Alcohols as Protecting Groups for Carbonyls

  • Target: reactive aldehydes (RCHO) & ketones (R₂C=O) may be over-reduced by strong hydrides (e.g., \text{LiAlH}_4).
  • Strategy: convert carbonyl to acetal/ketal by reaction with alcohol(s).

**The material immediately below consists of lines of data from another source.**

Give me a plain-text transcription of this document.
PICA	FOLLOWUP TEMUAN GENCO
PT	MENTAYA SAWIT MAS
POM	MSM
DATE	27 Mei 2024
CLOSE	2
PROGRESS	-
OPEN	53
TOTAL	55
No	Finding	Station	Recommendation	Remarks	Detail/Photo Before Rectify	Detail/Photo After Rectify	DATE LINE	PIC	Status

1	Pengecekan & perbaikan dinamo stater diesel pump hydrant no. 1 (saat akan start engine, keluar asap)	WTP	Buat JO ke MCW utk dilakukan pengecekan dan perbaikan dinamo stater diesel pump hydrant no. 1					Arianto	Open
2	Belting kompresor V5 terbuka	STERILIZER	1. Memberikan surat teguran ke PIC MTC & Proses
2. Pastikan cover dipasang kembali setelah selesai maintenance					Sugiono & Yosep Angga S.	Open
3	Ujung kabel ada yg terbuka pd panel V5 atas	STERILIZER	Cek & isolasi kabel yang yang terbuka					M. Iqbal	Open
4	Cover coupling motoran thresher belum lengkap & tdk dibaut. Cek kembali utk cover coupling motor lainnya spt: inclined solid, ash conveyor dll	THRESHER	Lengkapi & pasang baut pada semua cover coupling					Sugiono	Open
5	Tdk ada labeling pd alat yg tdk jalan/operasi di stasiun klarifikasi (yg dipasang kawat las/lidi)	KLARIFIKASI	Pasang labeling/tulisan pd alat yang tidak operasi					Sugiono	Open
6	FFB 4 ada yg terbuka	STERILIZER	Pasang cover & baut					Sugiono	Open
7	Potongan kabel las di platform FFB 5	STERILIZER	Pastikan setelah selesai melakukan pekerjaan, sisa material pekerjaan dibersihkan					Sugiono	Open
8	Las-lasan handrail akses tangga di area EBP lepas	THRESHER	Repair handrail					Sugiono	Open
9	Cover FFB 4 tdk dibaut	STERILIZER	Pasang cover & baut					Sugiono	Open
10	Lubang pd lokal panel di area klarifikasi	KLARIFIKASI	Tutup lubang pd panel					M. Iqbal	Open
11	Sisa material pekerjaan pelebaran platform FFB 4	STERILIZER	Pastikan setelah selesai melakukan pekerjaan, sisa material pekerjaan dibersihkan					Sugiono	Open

Formation of acetals and ketals

  • Reagents:
    • Either two equivalents of a monohydric alcohol or
    • one equivalent of a diol (e.g., ethylene glycol) under acidic catalysis.
  • Products:
    • Aldehyde + ROH → acetal (1° C attached to two OR groups + one H).
    • Ketone + ROH → ketal (2° C attached to two OR groups).
  • General mechanism: protonate carbonyl → nucleophilic addition of ROH → hemiacetal → substitution to give acetal + water (Le Chatelier driven by removal of water).

Protective power

  • Acetals/ketals are stable to strong bases and strong reducing agents (LiAlH₄) because they lack an electrophilic C=O.
  • After the desired reduction of other functional groups, the acetal/ketal can be removed (“deprotected”) by aqueous acid, regenerating the carbonyl.
    • \text{Acetal} + \text{H}^+ + \text{H}_2\text{O} \rightarrow \text{Carbonyl} + 2 \text{ROH}

Practical / Conceptual Connections

  • Functional group manipulation is a cornerstone of multistep syntheses on the MCAT and in real labs.
  • Oxidation state ladders: \text{Alcohol} \rightarrow \text{Aldehyde} \rightarrow \text{Carboxylic acid} (primary) & \text{Alcohol} \rightarrow \text{Ketone} (secondary).
  • Protecting groups illustrate chemoselectivity: selectively disable a reactive part so another transformation can occur elsewhere.
  • Leaving-group conversion underlies SN1/SN2 strategy questions.

Quick MCAT Tips

  • Remember PCC = anhydrous = stops at aldehyde.
  • Recognize Jones reagent description "CrO₃ in dilute H₂SO₄, acetone".
  • CF3- or sulfonyl chlorides generally indicate mesyl/tosyl formation (think “SO₃” segment).
  • Protect before LiAlH₄ if –CHO or >C=O is present; deprotect with dilute acid.
  • Tertiary alcohol in oxidation multiple-choice → "no reaction" is often correct.